Филипп внимательно посмотрел на него:

— Как ее зовут?

— Кого?!

— Эту… бабу.

— Ну откуда я знаю? — Парень рассмеялся. — Я ее вез…

— Как она выглядела?

Парень дико посмотрел на него.

— Пожалуйста, — акцент его стал резче, — я вас очень прошу, скажите, как она выглядела?

Филипп вынул из кармана бумажник и трясущимися руками начал доставать деньги.

— Вы чего? Не надо. Ну вы даете!.. Я так расскажу.

Парень, улыбаясь, постарался как мог описать Наташу. Когда Филипп услышал: "Такие еще у нее кудряшки на шее, вроде как рыжие…", — сердце у него отчаянно забилось. Парень продолжал:

— Денег у нее не было. Расплатилась она, знаете, как? Часики дала такие классные…

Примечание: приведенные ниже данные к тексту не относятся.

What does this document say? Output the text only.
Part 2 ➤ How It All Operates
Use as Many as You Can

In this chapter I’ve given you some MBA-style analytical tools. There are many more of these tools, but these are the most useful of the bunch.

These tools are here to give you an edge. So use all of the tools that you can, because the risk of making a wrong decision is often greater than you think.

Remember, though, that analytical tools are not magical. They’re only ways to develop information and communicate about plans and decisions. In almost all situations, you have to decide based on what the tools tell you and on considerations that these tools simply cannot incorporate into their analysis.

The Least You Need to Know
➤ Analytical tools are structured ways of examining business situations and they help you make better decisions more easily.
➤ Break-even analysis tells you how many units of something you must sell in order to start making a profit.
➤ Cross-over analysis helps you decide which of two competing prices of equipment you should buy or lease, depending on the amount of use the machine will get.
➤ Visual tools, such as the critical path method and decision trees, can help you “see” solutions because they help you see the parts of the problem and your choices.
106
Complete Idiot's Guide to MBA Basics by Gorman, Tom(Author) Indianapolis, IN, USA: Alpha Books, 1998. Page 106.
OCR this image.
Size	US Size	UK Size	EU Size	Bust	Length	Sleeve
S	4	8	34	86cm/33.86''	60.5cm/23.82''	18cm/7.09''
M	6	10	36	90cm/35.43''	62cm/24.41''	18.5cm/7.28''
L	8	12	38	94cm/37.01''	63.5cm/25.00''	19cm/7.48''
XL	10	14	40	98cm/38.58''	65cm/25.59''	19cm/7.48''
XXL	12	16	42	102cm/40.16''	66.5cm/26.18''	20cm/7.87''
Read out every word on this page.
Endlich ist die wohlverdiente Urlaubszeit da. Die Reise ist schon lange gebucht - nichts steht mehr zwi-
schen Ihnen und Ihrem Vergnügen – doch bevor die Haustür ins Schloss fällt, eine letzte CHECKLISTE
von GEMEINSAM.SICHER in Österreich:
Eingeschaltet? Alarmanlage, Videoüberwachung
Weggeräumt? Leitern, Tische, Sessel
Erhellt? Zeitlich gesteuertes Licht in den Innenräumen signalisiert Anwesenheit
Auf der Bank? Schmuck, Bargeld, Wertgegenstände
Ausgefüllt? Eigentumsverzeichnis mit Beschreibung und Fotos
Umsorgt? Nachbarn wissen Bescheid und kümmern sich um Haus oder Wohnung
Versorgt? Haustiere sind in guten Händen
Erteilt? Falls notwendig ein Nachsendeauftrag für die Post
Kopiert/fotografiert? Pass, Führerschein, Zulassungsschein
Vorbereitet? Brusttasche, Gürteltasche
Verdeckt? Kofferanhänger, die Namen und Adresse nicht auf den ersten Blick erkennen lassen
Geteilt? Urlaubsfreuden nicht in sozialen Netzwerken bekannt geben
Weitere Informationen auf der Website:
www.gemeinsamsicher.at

— Черные, в форме ромбика?

— Да вроде…

— Они у вас?

— Не, я их ей назад отдал. Жалко мне ее стало. За это она мне эту штуковину и подарила.

— Почему жалко? — У Филиппа бешено стучало сердце.

— Так сын у нее вроде наркоман.

— Откуда вы знаете?

— Я ее в диспансер возил. Она мне сама сказала.

— Когда это было?

— Так вскоре после майских праздников.

— Везите меня в этот диспансер.

Парень опять дико посмотрел на него:

— А как же самолет-то?

— Неважно. Поехали.

— Так я вам тогда лучше дом покажу, где она живет. Я ее от дома возил, а потом опять домой.

— В Сивцевом Вражке?

— Ну.

— Она там больше не живет.

— А чего в диспансере-то делать? Диспансер районный. Если она переехала, то теперь в другой диспансер ходит.

— Все равно. Я спрошу.

— Так кто вам там чего скажет? Там матери родной никто ничего не скажет. А вы… иностранец.

За что вы так иностранцев не любите?

— Так кто вас знает, что у вас на уме? Вон американцы…

Филипп не слушал. Его мысли были сосредоточены на одном — последний шанс. Последний шанс, который судьба подбросила ему в лице этого разговорчивого парня.

Машина развернулась и быстро покатила к Москве.

— А вы чего, знаете ее? — спросил таксист.

— Да, — ответил Филипп и, помолчав, добавил: — Это моя жена.